The November 30th Federal Fiscal Update promised Canadians a down-payment on transformative green initiatives. The update included $2.6B over the next seven years in home energy-efficiency improvement grants and $150 million over the next three years for electric vehicle charging infrastructure. While these actions might not be seen as the great green reset, or the Liberal Government’s full commitment to building back better, it is more than just talk, and it is a good indication of their future intent.
With Covid-19 still very much present in our day-to-day lives, and questions around when Canada might get a vaccine and how it will be distributed very much top of mind, one might view the green component of Minister Freeland’s update as an attempt to get Canadians to focus on something other than the pandemic. But the environmental components of the Fiscal Update and the September Throne Speech are also an accurate read of what Canadians are hoping to see more of, from both the public and private sector.
Anyone looking at the list of Canadians top concerns could easily assume that the environmental movement and climate change have lost ground to COVID and the struggling economy. And they would be correct. Ever since the spring, environmental concerns have been taking a back seat to economic and health concerns – a trend that seems to be strengthening as the number of new COVID19 cases in Canada continues to rise. But, at the same time, longer-term support and demand for action on the environmental front has grown since the pandemic started.
Eight in ten Canadians (+4 pts since February) see disaster looming if we do not take some sort of action on the environment soon. The same number feel that Canada should do more, and that we should be a global leader on the issue (+5 pts since February). Support is also growing for key policy measures. Six in ten now support a federal carbon tax and eight in ten Canadians support next year’s ban on single-use plastics.

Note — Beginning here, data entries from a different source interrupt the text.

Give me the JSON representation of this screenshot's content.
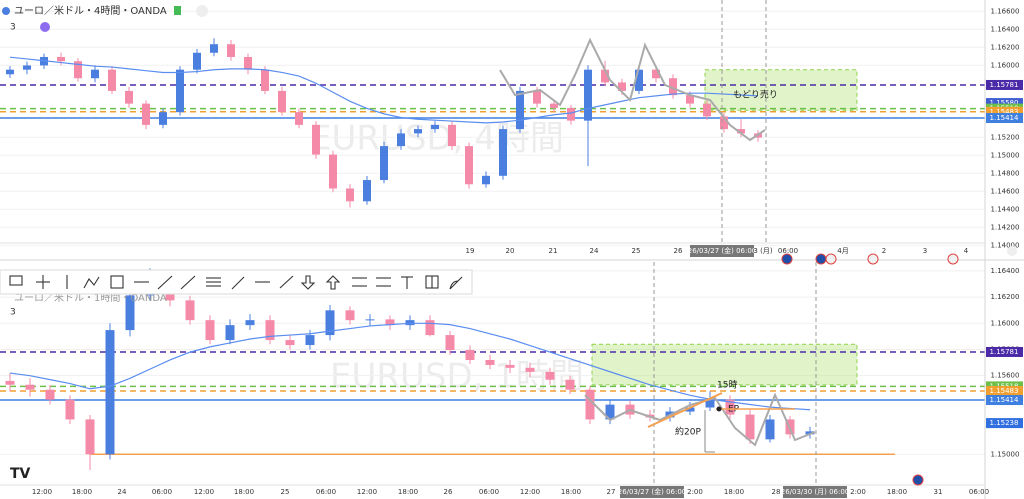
{
  "chart_data": [
    {
      "type": "candlestick",
      "title": "ユーロ／米ドル・4時間・OANDA",
      "indicators": 3,
      "watermark": "EURUSD, 4時間",
      "ylim": [
        1.13859,
        1.16725
      ],
      "yticks": [
        {
          "value": 1.14,
          "label": "1.14000"
        },
        {
          "value": 1.142,
          "label": "1.14200"
        },
        {
          "value": 1.144,
          "label": "1.14400"
        },
        {
          "value": 1.146,
          "label": "1.14600"
        },
        {
          "value": 1.148,
          "label": "1.14800"
        },
        {
          "value": 1.15,
          "label": "1.15000"
        },
        {
          "value": 1.152,
          "label": "1.15200"
        },
        {
          "value": 1.16,
          "label": "1.16000"
        },
        {
          "value": 1.162,
          "label": "1.16200"
        },
        {
          "value": 1.164,
          "label": "1.16400"
        },
        {
          "value": 1.166,
          "label": "1.16600"
        }
      ],
      "grid": true,
      "up_color": "#4a7fe0",
      "down_color": "#f48aa8",
      "ma_color": "#5a8df0",
      "x_labels": [
        "19",
        "20",
        "21",
        "24",
        "25",
        "26",
        "26/03/27 (金) 06:00",
        "3 (月)",
        "06:00",
        "4月",
        "2",
        "3",
        "4"
      ],
      "levels": [
        {
          "value": 1.15781,
          "label": "1.15781",
          "color": "#4b2aa8",
          "line": "dashed"
        },
        {
          "value": 1.1558,
          "label": "1.15580",
          "color": "#3f5fd0"
        },
        {
          "value": 1.15518,
          "label": "1.15518",
          "color": "#6cc04a",
          "line": "dashed"
        },
        {
          "value": 1.15483,
          "label": "1.15483",
          "color": "#f0a030",
          "line": "dashed"
        },
        {
          "value": 1.15414,
          "label": "1.15414",
          "color": "#3f7fe0",
          "line": "solid"
        }
      ],
      "zones": [
        {
          "from": 1.1595,
          "to": 1.155
        }
      ],
      "annotations": [
        "もどり売り"
      ],
      "candles": [
        [
          1.159,
          1.1599,
          1.1586,
          1.15951
        ],
        [
          1.15951,
          1.1604,
          1.159,
          1.15998
        ],
        [
          1.15998,
          1.1613,
          1.1596,
          1.16092
        ],
        [
          1.16092,
          1.1614,
          1.16,
          1.16045
        ],
        [
          1.16045,
          1.1608,
          1.1582,
          1.15856
        ],
        [
          1.15856,
          1.16,
          1.1581,
          1.15951
        ],
        [
          1.15951,
          1.1599,
          1.1568,
          1.15715
        ],
        [
          1.15715,
          1.1576,
          1.1553,
          1.15574
        ],
        [
          1.15574,
          1.1561,
          1.1529,
          1.15338
        ],
        [
          1.15338,
          1.1552,
          1.153,
          1.15479
        ],
        [
          1.15479,
          1.1599,
          1.1544,
          1.15951
        ],
        [
          1.15951,
          1.1618,
          1.1591,
          1.16139
        ],
        [
          1.16139,
          1.163,
          1.161,
          1.16234
        ],
        [
          1.16234,
          1.1628,
          1.1605,
          1.16092
        ],
        [
          1.16092,
          1.1613,
          1.159,
          1.15951
        ],
        [
          1.15951,
          1.1599,
          1.1568,
          1.15715
        ],
        [
          1.15715,
          1.1576,
          1.1544,
          1.15479
        ],
        [
          1.15479,
          1.1552,
          1.153,
          1.15338
        ],
        [
          1.15338,
          1.1538,
          1.1496,
          1.15008
        ],
        [
          1.15008,
          1.1505,
          1.1459,
          1.14631
        ],
        [
          1.14631,
          1.1468,
          1.1442,
          1.14489
        ],
        [
          1.14489,
          1.1477,
          1.1445,
          1.14725
        ],
        [
          1.14725,
          1.1515,
          1.1469,
          1.15102
        ],
        [
          1.15102,
          1.1529,
          1.1506,
          1.15243
        ],
        [
          1.15243,
          1.1533,
          1.152,
          1.15291
        ],
        [
          1.15291,
          1.1538,
          1.1525,
          1.15338
        ],
        [
          1.15338,
          1.1538,
          1.1506,
          1.15102
        ],
        [
          1.15102,
          1.1514,
          1.1463,
          1.14678
        ],
        [
          1.14678,
          1.1482,
          1.1464,
          1.14772
        ],
        [
          1.14772,
          1.1533,
          1.1473,
          1.15291
        ],
        [
          1.15291,
          1.1576,
          1.1525,
          1.15715
        ],
        [
          1.15715,
          1.1576,
          1.1553,
          1.15574
        ],
        [
          1.15574,
          1.1561,
          1.1548,
          1.15526
        ],
        [
          1.15526,
          1.1556,
          1.1534,
          1.15385
        ],
        [
          1.15385,
          1.16,
          1.1488,
          1.15951
        ],
        [
          1.15951,
          1.1605,
          1.1577,
          1.15809
        ],
        [
          1.15809,
          1.1585,
          1.1567,
          1.15715
        ],
        [
          1.15715,
          1.16,
          1.1568,
          1.15951
        ],
        [
          1.15951,
          1.1599,
          1.1581,
          1.15856
        ],
        [
          1.15856,
          1.159,
          1.1563,
          1.15668
        ],
        [
          1.15668,
          1.1571,
          1.1553,
          1.15574
        ],
        [
          1.15574,
          1.1561,
          1.1539,
          1.15432
        ],
        [
          1.15432,
          1.1547,
          1.1525,
          1.15291
        ],
        [
          1.15291,
          1.154,
          1.152,
          1.15243
        ],
        [
          1.15243,
          1.1528,
          1.1515,
          1.15196
        ]
      ],
      "ma": [
        1.1609,
        1.1607,
        1.1605,
        1.1603,
        1.1601,
        1.1599,
        1.1598,
        1.1596,
        1.1594,
        1.1592,
        1.1592,
        1.1593,
        1.1595,
        1.1596,
        1.1596,
        1.1595,
        1.1592,
        1.1588,
        1.158,
        1.157,
        1.156,
        1.1552,
        1.1546,
        1.1542,
        1.154,
        1.1539,
        1.1538,
        1.1537,
        1.1536,
        1.1537,
        1.1539,
        1.1542,
        1.1545,
        1.1547,
        1.1552,
        1.1556,
        1.156,
        1.1564,
        1.1566,
        1.1568,
        1.1569,
        1.1569,
        1.1568,
        1.1567,
        1.1566
      ]
    },
    {
      "type": "candlestick",
      "title": "ユーロ／米ドル・1時間・OANDA",
      "indicators": 3,
      "watermark": "EURUSD, 1時間",
      "ylim": [
        1.14773,
        1.16468
      ],
      "yticks": [
        {
          "value": 1.15,
          "label": "1.15000"
        },
        {
          "value": 1.156,
          "label": "1.15600"
        },
        {
          "value": 1.158,
          "label": "1.15800"
        },
        {
          "value": 1.16,
          "label": "1.16000"
        },
        {
          "value": 1.162,
          "label": "1.16200"
        },
        {
          "value": 1.164,
          "label": "1.16400"
        }
      ],
      "grid": true,
      "up_color": "#4a7fe0",
      "down_color": "#f48aa8",
      "ma_color": "#5a8df0",
      "x_labels": [
        "12:00",
        "18:00",
        "24",
        "06:00",
        "12:00",
        "18:00",
        "25",
        "06:00",
        "12:00",
        "18:00",
        "26",
        "06:00",
        "12:00",
        "18:00",
        "27",
        "26/03/27 (金) 06:00",
        "2:00",
        "18:00",
        "28",
        "26/03/30 (月) 06:00",
        "2:00",
        "18:00",
        "31",
        "06:00"
      ],
      "levels": [
        {
          "value": 1.15781,
          "label": "1.15781",
          "color": "#4b2aa8",
          "line": "dashed"
        },
        {
          "value": 1.15518,
          "label": "1.15518",
          "color": "#6cc04a",
          "line": "dashed"
        },
        {
          "value": 1.15483,
          "label": "1.15483",
          "color": "#f0a030",
          "line": "dashed"
        },
        {
          "value": 1.15414,
          "label": "1.15414",
          "color": "#3f7fe0",
          "line": "solid"
        },
        {
          "value": 1.15238,
          "label": "1.15238",
          "color": "#2f6fe0"
        },
        {
          "value": 1.15,
          "color": "#f5a050",
          "line": "solid"
        }
      ],
      "zones": [
        {
          "from": 1.1584,
          "to": 1.1553
        }
      ],
      "annotations": [
        "15時",
        "EP",
        "約20P"
      ],
      "candles": [
        [
          1.1556,
          1.1562,
          1.1548,
          1.15531
        ],
        [
          1.15531,
          1.1558,
          1.1544,
          1.15493
        ],
        [
          1.15493,
          1.1553,
          1.1538,
          1.15417
        ],
        [
          1.15417,
          1.1545,
          1.1523,
          1.15266
        ],
        [
          1.15266,
          1.153,
          1.1488,
          1.15
        ],
        [
          1.15,
          1.16,
          1.1496,
          1.15948
        ],
        [
          1.15948,
          1.1626,
          1.159,
          1.16213
        ],
        [
          1.16213,
          1.1642,
          1.1617,
          1.16289
        ],
        [
          1.16289,
          1.1633,
          1.1613,
          1.16175
        ],
        [
          1.16175,
          1.1621,
          1.1599,
          1.16024
        ],
        [
          1.16024,
          1.1606,
          1.1584,
          1.15872
        ],
        [
          1.15872,
          1.1603,
          1.1584,
          1.15986
        ],
        [
          1.15986,
          1.1607,
          1.1595,
          1.16024
        ],
        [
          1.16024,
          1.1606,
          1.1584,
          1.15872
        ],
        [
          1.15872,
          1.1591,
          1.158,
          1.15834
        ],
        [
          1.15834,
          1.1595,
          1.158,
          1.1591
        ],
        [
          1.1591,
          1.1614,
          1.1587,
          1.16099
        ],
        [
          1.16099,
          1.1613,
          1.1599,
          1.16024
        ],
        [
          1.16024,
          1.1607,
          1.1598,
          1.1603
        ],
        [
          1.1603,
          1.1606,
          1.1595,
          1.15986
        ],
        [
          1.15986,
          1.1606,
          1.1595,
          1.16024
        ],
        [
          1.16024,
          1.1606,
          1.159,
          1.1591
        ],
        [
          1.1591,
          1.1594,
          1.1576,
          1.15796
        ],
        [
          1.15796,
          1.1583,
          1.1569,
          1.1572
        ],
        [
          1.1572,
          1.1576,
          1.1565,
          1.15682
        ],
        [
          1.15682,
          1.1572,
          1.1562,
          1.1566
        ],
        [
          1.1566,
          1.157,
          1.1559,
          1.15629
        ],
        [
          1.15629,
          1.1566,
          1.1553,
          1.15569
        ],
        [
          1.15569,
          1.156,
          1.1546,
          1.15493
        ],
        [
          1.15493,
          1.1552,
          1.1523,
          1.15266
        ],
        [
          1.15266,
          1.1542,
          1.1523,
          1.15379
        ],
        [
          1.15379,
          1.1541,
          1.1527,
          1.15303
        ],
        [
          1.15303,
          1.1534,
          1.1525,
          1.15281
        ],
        [
          1.15281,
          1.1536,
          1.1525,
          1.15326
        ],
        [
          1.15326,
          1.154,
          1.153,
          1.15357
        ],
        [
          1.15357,
          1.1548,
          1.1533,
          1.15417
        ],
        [
          1.15417,
          1.1545,
          1.1527,
          1.15303
        ],
        [
          1.15303,
          1.1534,
          1.1508,
          1.15114
        ],
        [
          1.15114,
          1.153,
          1.1509,
          1.15266
        ],
        [
          1.15266,
          1.1529,
          1.1512,
          1.15152
        ],
        [
          1.15152,
          1.1521,
          1.1512,
          1.15175
        ]
      ],
      "ma": [
        1.1562,
        1.156,
        1.1557,
        1.1554,
        1.155,
        1.1552,
        1.1558,
        1.1565,
        1.1572,
        1.1578,
        1.1582,
        1.1585,
        1.1588,
        1.159,
        1.1591,
        1.1592,
        1.1594,
        1.1596,
        1.1598,
        1.1599,
        1.16,
        1.16,
        1.1599,
        1.1596,
        1.1592,
        1.1588,
        1.1583,
        1.1578,
        1.1573,
        1.1568,
        1.1563,
        1.1558,
        1.1553,
        1.1549,
        1.1545,
        1.1542,
        1.154,
        1.1538,
        1.1536,
        1.1535,
        1.1534
      ]
    }
  ]
}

But addressing environmental issues isn’t just a governmental issue as Canadians also have expectations for the private sector to play a role. A growing majority believe companies don’t pay enough attention to the environment and that they feel better about those companies that do. That doesn’t mean consumers are taking businesses at their word though, as eight in ten tell us they are skeptical about how “green” some products and companies really are. Looking ahead, we can expect to see Canadians challenge the private sector on their environmental claims, and reward or punish them through their purchases based on the veracity of their green credentials.

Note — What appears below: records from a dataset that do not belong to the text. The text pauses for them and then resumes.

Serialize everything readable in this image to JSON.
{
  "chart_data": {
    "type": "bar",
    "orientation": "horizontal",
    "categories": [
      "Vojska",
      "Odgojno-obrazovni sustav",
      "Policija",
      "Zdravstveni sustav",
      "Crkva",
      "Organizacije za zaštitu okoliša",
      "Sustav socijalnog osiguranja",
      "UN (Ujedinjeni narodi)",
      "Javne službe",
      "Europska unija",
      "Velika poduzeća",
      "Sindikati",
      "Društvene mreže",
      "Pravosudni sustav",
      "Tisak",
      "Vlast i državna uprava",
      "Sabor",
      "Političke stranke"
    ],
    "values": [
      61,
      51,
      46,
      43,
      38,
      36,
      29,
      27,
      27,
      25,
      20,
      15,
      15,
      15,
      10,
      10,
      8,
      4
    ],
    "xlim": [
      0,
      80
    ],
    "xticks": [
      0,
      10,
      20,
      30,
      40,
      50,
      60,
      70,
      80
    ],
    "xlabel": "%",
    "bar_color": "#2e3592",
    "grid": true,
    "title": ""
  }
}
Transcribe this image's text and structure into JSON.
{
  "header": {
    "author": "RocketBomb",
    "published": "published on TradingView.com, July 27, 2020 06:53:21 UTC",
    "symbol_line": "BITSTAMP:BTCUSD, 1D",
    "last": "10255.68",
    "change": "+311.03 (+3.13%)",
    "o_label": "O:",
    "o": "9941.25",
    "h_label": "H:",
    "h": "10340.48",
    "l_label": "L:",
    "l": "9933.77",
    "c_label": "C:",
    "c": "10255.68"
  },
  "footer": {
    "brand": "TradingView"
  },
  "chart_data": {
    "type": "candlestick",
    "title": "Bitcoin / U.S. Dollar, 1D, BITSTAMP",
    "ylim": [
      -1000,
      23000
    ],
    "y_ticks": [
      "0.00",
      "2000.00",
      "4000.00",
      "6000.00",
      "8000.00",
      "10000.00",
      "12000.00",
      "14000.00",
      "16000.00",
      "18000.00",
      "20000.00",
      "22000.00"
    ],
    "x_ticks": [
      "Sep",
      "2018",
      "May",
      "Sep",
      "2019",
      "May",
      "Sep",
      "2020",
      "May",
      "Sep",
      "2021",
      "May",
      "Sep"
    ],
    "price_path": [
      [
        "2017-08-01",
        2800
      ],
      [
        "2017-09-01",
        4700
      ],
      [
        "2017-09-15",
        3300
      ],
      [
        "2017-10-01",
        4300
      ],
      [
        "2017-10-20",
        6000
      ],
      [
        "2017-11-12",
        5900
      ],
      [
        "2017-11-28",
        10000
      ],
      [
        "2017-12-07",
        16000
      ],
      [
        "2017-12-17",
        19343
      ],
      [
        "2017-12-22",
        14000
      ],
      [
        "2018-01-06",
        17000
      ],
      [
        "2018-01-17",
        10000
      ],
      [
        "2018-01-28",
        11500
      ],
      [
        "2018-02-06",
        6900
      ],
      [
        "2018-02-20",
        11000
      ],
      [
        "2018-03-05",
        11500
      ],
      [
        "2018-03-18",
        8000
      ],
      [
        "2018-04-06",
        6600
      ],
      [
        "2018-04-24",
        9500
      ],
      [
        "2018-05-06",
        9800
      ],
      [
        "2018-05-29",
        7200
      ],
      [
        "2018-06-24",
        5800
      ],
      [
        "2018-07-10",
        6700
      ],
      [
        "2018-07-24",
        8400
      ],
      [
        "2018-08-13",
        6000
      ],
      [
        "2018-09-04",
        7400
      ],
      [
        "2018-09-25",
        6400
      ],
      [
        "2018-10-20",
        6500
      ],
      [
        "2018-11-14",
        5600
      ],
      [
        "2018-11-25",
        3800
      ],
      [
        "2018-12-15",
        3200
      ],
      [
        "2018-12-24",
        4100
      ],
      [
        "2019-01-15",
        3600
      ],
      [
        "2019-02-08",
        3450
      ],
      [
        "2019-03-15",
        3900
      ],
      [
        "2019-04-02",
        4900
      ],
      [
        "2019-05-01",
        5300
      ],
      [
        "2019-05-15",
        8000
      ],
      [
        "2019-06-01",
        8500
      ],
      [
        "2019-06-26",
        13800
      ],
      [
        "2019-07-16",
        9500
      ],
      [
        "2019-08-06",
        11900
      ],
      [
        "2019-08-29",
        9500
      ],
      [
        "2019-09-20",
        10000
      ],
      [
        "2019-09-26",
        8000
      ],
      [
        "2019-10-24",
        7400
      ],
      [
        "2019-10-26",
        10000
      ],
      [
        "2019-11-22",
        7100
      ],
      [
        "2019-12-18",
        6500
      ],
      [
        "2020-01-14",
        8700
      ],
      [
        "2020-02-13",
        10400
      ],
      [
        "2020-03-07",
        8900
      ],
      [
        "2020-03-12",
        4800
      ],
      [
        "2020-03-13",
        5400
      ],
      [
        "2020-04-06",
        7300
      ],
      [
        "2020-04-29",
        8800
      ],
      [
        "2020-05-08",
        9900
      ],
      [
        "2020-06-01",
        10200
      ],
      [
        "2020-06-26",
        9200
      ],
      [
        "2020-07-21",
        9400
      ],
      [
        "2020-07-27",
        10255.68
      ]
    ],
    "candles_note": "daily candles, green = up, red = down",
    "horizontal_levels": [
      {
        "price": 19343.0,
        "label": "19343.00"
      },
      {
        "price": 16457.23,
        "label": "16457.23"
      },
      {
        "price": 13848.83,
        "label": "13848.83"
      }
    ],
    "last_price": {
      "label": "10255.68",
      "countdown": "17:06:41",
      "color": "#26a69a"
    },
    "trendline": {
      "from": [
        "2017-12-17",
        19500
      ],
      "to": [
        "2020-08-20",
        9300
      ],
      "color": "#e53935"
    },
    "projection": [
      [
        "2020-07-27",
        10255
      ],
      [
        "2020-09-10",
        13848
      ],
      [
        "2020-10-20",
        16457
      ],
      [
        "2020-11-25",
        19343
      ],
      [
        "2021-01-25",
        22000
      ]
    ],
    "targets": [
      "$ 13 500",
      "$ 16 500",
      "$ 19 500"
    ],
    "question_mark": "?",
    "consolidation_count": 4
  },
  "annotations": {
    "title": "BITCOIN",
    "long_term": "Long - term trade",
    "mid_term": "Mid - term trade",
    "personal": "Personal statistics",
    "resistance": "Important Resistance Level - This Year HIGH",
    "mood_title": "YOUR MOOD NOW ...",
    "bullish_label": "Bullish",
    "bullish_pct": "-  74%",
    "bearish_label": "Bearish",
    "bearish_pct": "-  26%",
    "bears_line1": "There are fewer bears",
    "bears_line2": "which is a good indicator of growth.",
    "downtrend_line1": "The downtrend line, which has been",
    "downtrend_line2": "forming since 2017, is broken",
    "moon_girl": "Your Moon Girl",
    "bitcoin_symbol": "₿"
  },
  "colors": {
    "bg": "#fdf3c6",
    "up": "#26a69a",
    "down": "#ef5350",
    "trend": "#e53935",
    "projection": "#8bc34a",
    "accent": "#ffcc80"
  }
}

On the sustainability front, although Canadians admit to being a bit fuzzy on what this term actually entails, they do agree that it matters to them, and they view sustainable products as both higher quality and better for the environment.
Finally, Canadians are telling us that they are more willing to step up and take personal action. For a long time, Canadians have said they were willing to take personal action to help address climate change, but few were willing to spend more of their hard-earned dollars to do so. But now, even in the middle of a pandemic, there are signs that more Canadians are willing to put their money where their mouth is when it comes to supporting climate change. Three in four (+19 pts since February) tell us they are willing to spend more to help this cause, with the largest gain among those who say they would spend an additional $100-$200 per year on environmentally friendly products or services.
On the near horizon, Canadians are very focused on the impending long winter, and the challenges of working and living through the pandemic. But our research shows that their long-term thinking and resolve to tackle systemic challenges and ensure a bright future for future generations is strengthening.
Organizations that take a short-term view of the world may find themselves out of step with the direction of evolving citizen and consumer sentiment. Canadians look increasingly willing to do their part for the environment, and they’re also more likely to hold both the public and private sectors accountable if they don’t follow their lead.
Note: All data referred to in this note was taken from the Ipsos Context Report: Climate Change in the Pandemic World, October 2020.